Hadoop can scale to thousands of cluster nodes, supporting the storage of
massive, historical datasets. However, while Hadoop supports data storage, it does
not include a computational engine, so development is necessary to deploy a
system capable of analyzing the data stored in Hadoop.
- Apache Kafka: Kafka is used for building
real-time streaming data pipelines that enable incoming data to flow to the
operational database and thus to the in-memory computing platform for real-time
processing. It can also be used to create a data pipeline to stream application
data directly into the in-memory computing platform.
- Apache Spark: Spark is a unified analytics
engine that can perform large-scale data processing on the data, such as transferring
the data from a Hadoop data lake to the in-memory computing platform and
performing federated queries across the data lake and operational datasets.
The combination of the in-memory computing platform and
these open source solutions enables real-time analytics across the combined data
lake and operational data. Returning to the example of the trucking company, we
can see how these components work together:
- Apache Kafka feeds the live streaming data from
the IoT sensors into the in-memory computing platform, the operational
database, and the Hadoop data lake.
- When an anomalous reading in the live data is
detected by the application, such as high engine temperature or fuel
consumption, Spark retrieves the relevant historical data from the data lake
and delivers it to the in-memory computing platform.
- The in-memory computing platform maintains the
combined data lake and historical dataset in memory, so Spark can run queries
across the combined dataset, resulting in deep and immediate insight into the
causes of the anomalous reading.
The demand to run real-time analytics across data lake and operational
data to drive real-time business processes cuts across industries. In addition
to enabling predictive maintenance in an endless number of scenarios (washing
machines, copy machines, power grids, computing infrastructure, etc.), it can help:
- Credit card companies reduce the risk associated
with approving new payment charges during the checkout process.
- IT departments detect and understand security
threats in real-time to prevent breaches.
- Retailers create 360-degree customer views to
drive upsell and cross-sell opportunities.

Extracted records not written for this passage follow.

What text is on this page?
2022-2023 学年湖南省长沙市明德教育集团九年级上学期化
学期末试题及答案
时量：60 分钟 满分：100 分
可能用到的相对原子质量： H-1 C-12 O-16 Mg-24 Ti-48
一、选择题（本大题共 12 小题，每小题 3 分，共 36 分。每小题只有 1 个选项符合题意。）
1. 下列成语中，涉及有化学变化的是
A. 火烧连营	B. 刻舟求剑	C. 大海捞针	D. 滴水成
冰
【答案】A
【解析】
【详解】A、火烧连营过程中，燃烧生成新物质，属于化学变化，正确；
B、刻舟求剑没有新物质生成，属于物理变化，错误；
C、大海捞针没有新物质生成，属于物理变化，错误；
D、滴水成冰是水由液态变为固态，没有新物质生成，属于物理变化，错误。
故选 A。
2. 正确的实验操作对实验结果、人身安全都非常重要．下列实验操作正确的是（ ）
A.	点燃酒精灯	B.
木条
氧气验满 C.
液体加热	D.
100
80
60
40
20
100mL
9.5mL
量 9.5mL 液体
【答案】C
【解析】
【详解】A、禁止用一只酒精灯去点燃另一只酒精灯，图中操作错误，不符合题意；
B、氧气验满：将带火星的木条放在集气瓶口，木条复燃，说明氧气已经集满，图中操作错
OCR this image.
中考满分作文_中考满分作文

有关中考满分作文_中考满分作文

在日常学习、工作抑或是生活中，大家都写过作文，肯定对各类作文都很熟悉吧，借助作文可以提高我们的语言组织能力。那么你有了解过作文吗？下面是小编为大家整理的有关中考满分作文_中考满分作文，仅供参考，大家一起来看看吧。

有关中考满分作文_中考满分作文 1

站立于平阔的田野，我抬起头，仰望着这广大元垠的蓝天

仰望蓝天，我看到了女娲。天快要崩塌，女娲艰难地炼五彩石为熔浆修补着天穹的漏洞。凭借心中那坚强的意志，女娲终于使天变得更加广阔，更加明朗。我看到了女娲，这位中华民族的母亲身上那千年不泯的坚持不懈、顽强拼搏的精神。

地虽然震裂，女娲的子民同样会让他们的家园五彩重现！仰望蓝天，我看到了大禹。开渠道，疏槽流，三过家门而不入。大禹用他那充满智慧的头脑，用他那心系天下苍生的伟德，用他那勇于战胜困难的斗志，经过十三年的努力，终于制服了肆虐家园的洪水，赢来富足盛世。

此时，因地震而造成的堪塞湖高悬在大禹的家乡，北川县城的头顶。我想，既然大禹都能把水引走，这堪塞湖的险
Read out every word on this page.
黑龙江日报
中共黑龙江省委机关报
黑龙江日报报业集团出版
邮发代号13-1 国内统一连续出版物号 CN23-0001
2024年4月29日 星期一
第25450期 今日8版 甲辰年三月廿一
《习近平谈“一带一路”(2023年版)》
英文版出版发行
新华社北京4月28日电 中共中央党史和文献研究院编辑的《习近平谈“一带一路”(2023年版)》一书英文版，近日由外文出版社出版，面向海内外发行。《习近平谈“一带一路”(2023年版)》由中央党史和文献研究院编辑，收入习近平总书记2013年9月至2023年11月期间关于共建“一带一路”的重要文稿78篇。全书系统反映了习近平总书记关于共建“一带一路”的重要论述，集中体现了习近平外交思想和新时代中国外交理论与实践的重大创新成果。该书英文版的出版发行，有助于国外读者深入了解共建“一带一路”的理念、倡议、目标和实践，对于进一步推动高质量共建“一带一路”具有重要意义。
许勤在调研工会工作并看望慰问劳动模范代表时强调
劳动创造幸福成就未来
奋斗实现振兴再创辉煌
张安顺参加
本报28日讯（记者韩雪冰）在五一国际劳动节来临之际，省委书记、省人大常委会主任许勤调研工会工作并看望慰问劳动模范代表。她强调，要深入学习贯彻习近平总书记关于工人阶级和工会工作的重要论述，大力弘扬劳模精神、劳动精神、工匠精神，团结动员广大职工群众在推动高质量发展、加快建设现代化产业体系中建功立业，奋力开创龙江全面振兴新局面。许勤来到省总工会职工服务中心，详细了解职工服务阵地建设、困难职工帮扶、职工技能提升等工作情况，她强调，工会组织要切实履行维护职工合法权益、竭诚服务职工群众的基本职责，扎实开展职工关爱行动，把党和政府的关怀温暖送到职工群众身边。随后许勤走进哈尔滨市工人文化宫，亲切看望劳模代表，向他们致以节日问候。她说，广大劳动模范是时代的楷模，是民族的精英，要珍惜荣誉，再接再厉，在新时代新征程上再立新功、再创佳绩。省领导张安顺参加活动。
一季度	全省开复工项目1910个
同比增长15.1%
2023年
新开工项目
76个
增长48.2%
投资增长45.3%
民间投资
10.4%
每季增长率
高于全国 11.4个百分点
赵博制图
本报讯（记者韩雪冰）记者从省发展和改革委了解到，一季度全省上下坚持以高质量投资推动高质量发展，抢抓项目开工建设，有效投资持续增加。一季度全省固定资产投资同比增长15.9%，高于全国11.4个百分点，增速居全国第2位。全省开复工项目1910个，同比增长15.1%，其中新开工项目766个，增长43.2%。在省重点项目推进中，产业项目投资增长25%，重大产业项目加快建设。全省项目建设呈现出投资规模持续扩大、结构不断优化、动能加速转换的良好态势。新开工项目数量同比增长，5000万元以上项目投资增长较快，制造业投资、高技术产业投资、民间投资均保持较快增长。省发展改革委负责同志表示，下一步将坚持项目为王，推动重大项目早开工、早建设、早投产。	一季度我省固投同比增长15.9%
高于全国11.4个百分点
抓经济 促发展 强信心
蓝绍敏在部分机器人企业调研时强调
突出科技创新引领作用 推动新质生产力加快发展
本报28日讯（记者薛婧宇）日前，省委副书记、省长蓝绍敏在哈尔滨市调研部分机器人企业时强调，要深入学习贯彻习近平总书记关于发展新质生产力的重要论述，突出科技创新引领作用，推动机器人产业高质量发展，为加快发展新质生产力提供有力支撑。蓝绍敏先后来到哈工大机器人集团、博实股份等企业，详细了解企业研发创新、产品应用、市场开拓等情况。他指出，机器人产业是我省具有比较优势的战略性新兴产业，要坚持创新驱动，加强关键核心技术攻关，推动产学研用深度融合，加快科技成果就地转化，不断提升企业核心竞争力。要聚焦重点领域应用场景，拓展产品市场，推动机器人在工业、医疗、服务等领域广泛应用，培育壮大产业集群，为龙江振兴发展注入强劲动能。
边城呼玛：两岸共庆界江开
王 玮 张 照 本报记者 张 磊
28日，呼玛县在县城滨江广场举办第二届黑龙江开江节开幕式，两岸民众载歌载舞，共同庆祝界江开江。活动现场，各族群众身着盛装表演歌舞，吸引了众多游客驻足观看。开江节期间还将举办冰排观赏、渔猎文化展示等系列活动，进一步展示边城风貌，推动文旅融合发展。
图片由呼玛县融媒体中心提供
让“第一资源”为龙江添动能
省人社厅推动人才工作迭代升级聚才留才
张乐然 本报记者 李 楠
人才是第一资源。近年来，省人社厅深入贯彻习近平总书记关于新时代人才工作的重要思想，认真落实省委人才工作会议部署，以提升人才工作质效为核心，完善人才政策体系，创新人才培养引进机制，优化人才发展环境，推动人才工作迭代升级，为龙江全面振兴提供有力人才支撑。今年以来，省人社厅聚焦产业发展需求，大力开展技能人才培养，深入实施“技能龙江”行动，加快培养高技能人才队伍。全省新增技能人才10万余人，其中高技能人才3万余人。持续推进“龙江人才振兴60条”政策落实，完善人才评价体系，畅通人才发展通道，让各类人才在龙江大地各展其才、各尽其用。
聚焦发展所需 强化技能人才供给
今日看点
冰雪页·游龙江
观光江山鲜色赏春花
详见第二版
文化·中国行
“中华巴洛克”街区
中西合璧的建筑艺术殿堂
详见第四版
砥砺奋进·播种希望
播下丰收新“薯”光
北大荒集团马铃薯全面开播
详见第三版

In each case, creating Digital Integration Hub architectures
to provide the ability to query across real-time and historical data can improve
operations and drive better business decision making, improved products, enhanced
customer experiences, and increased asset utilization and ROI. Powered by
in-memory computing, real-time processing across live and historical data has become
a standard enterprise capability for leading companies undergoing digital
transformations.